Deal Would Give High-LTV Giant FirstPlus a Banking Unit

FirstPlus Financial Group announced what it calls its most important deal to date, a $138 million stock-for-stock purchase of Life Financial Corp.

The Dallas-based lender's chief executive, Daniel T. Phillips, said the deal would provide FirstPlus with a lower cost of funds, long-term liquidity, and the opportunity to offer new products. In addition, Life would run FirstPlus' consumer finance division, Mr. Phillips said.

Life Financial of Riverside, Calif., is a subprime and high-loan-to- value lender and the holding company for Life Bank, a savings and loan association.

Life Financial and its thrift subsidiary have $409 million of assets and made $771 million in nonconventional mortgage loans in 1997.

The unit, which would be renamed FirstPlus Bank after the merger, originates loans mostly through broker relationships, but has nine retail branches in Southern California.

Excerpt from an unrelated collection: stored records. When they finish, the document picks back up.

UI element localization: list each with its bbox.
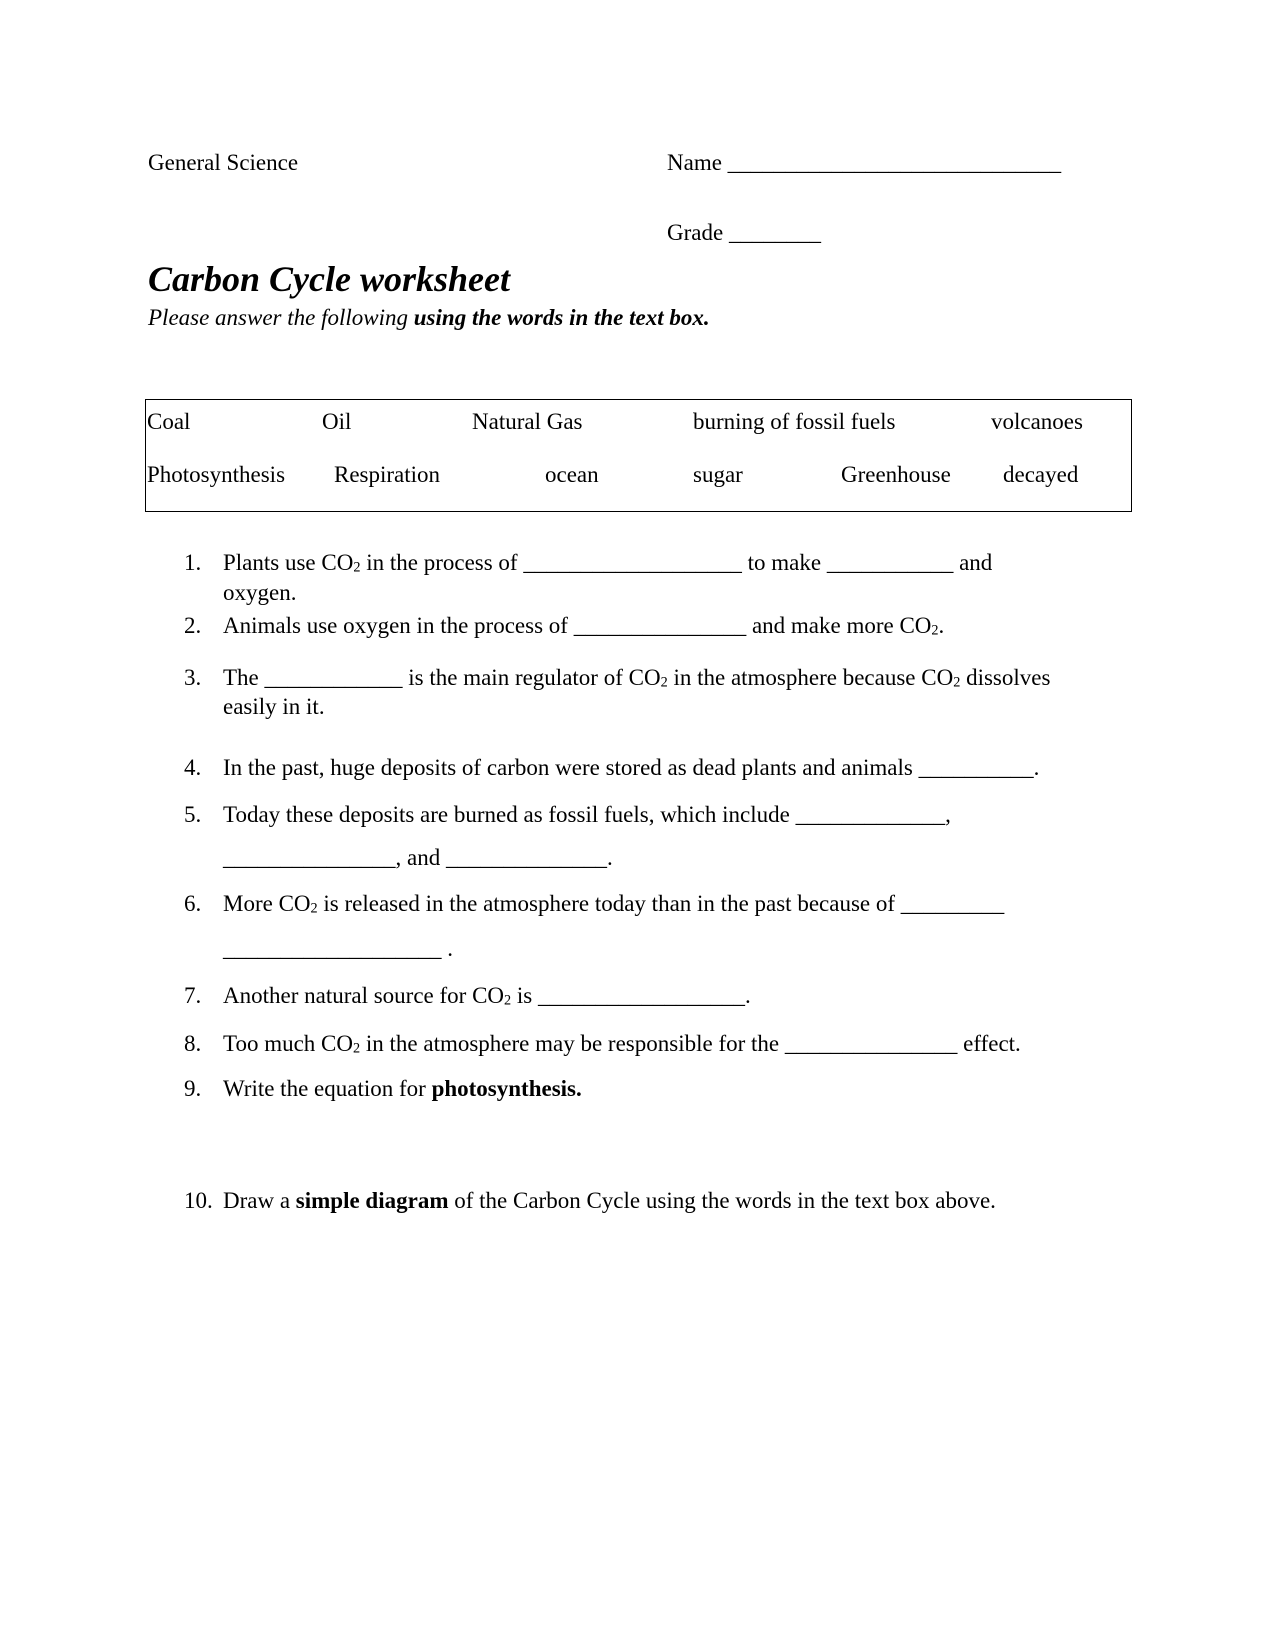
word-oil: Oil bbox=[322, 409, 352, 434]
answer-blank[interactable]: _________ bbox=[901, 891, 1005, 916]
question-text: In the past, huge deposits of carbon wer… bbox=[223, 755, 1040, 780]
word-greenhouse: Greenhouse bbox=[841, 462, 951, 487]
question-text: Another natural source for CO2 is ______… bbox=[223, 983, 751, 1009]
question-text-continued: easily in it. bbox=[223, 694, 325, 719]
word-burning-fossil-fuels: burning of fossil fuels bbox=[693, 409, 896, 434]
answer-blank[interactable]: __________________ bbox=[538, 983, 745, 1008]
word-natural-gas: Natural Gas bbox=[472, 409, 583, 434]
page-title: Carbon Cycle worksheet bbox=[148, 259, 511, 299]
answer-blank[interactable]: ___________ bbox=[827, 550, 954, 575]
question-text: Write the equation for photosynthesis. bbox=[223, 1076, 582, 1101]
question-number: 5. bbox=[184, 802, 202, 827]
question-text-continued: _______________, and ______________. bbox=[223, 845, 613, 870]
word-decayed: decayed bbox=[1003, 462, 1079, 487]
question-number: 8. bbox=[184, 1031, 202, 1056]
answer-blank[interactable]: ___________________ bbox=[223, 936, 442, 961]
word-ocean: ocean bbox=[545, 462, 599, 487]
subtitle-bold: using the words in the text box. bbox=[413, 305, 710, 330]
question-number: 1. bbox=[184, 550, 202, 575]
course-name: General Science bbox=[148, 150, 299, 175]
question-text: Plants use CO2 in the process of _______… bbox=[223, 550, 993, 576]
question-number: 6. bbox=[184, 891, 202, 916]
answer-blank[interactable]: _______________ bbox=[574, 613, 747, 638]
question-text: Too much CO2 in the atmosphere may be re… bbox=[223, 1031, 1021, 1057]
question-number: 3. bbox=[184, 665, 202, 690]
question-number: 10. bbox=[184, 1188, 213, 1213]
diagram-drawing-area[interactable] bbox=[148, 1230, 1133, 1590]
word-coal: Coal bbox=[147, 409, 191, 434]
answer-blank[interactable]: __________ bbox=[919, 755, 1034, 780]
answer-blank[interactable]: ______________ bbox=[446, 845, 607, 870]
answer-blank[interactable]: _______________ bbox=[223, 845, 396, 870]
subtitle-plain: Please answer the following bbox=[148, 305, 414, 330]
question-text: Today these deposits are burned as fossi… bbox=[223, 802, 951, 827]
word-bank-box: Coal Oil Natural Gas burning of fossil f… bbox=[145, 399, 1132, 512]
question-text: The ____________ is the main regulator o… bbox=[223, 665, 1051, 691]
word-photosynthesis: Photosynthesis bbox=[147, 462, 286, 487]
question-number: 2. bbox=[184, 613, 202, 638]
word-volcanoes: volcanoes bbox=[991, 409, 1083, 434]
subtitle: Please answer the following using the wo… bbox=[148, 306, 710, 329]
question-number: 4. bbox=[184, 755, 202, 780]
name-blank[interactable]: _____________________________ bbox=[728, 150, 1062, 175]
answer-blank[interactable]: _____________ bbox=[796, 802, 946, 827]
question-number: 9. bbox=[184, 1076, 202, 1101]
word-respiration: Respiration bbox=[334, 462, 441, 487]
question-text-continued: oxygen. bbox=[223, 580, 297, 605]
grade-field: Grade ________ bbox=[667, 221, 821, 244]
question-number: 7. bbox=[184, 983, 202, 1008]
question-text: Draw a simple diagram of the Carbon Cycl… bbox=[223, 1188, 996, 1213]
answer-blank[interactable]: ___________________ bbox=[523, 550, 742, 575]
name-label: Name bbox=[667, 150, 722, 175]
answer-blank[interactable]: ____________ bbox=[265, 665, 403, 690]
question-text-continued: ___________________ . bbox=[223, 936, 453, 961]
question-text: Animals use oxygen in the process of ___… bbox=[223, 613, 945, 639]
grade-label: Grade bbox=[667, 220, 724, 245]
question-text: More CO2 is released in the atmosphere t… bbox=[223, 891, 1005, 917]
grade-blank[interactable]: ________ bbox=[729, 220, 821, 245]
word-sugar: sugar bbox=[693, 462, 743, 487]
name-field: Name _____________________________ bbox=[667, 151, 1061, 174]
answer-blank[interactable]: _______________ bbox=[785, 1031, 958, 1056]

FirstPlus will soon be running television ads featuring its spokesman, Miami Dolphin quarterback Dan Marino, asking consumers to open checking accounts with FirstPlus Bank, Mr. Phillips said. FirstPlus is also considering offering credit cards, he noted.

Mr. Phillips said that Life is also attractive because it would give FirstPlus access to the small broker and correspondent channel.

In addition, Life has a unit that does commercial loan origination and servicing, a business in which FirstPlus is aggressively trying to expand, he said.

Life also has the capacity to originate and service home equity lines of credit and first-lien mortgage loans, Mr. Phillips said, which would enable FirstPlus to expand that business.

Life would retain chairman and chief executive Daniel L. Perl, who joined the company in 1994. Since Mr. Perl signed on with Life, the company's earnings went from a net loss of $650,000 to a net profit of $12.7 million in 1997.

Life will benefit from the transaction because it will gain access to origination, marketing, servicing, and risk management technologies, Mr. Perl said. First Plus is also a more efficient securitizer, he said.

FirstPlus would pay about $20 per share for Life. The stock closed at $18 the day before the announcement; it was trading at $20.50 late Friday.

The transaction will be immediately accretive to FirstPlus' earnings, Mr. Phillips said. He said he expects the acquisition to contribute 40 cents a share during calendar 1999.

The deal is expected to close in the third or fourth quarter of 1998 and would be accounted for as a pooling of interests.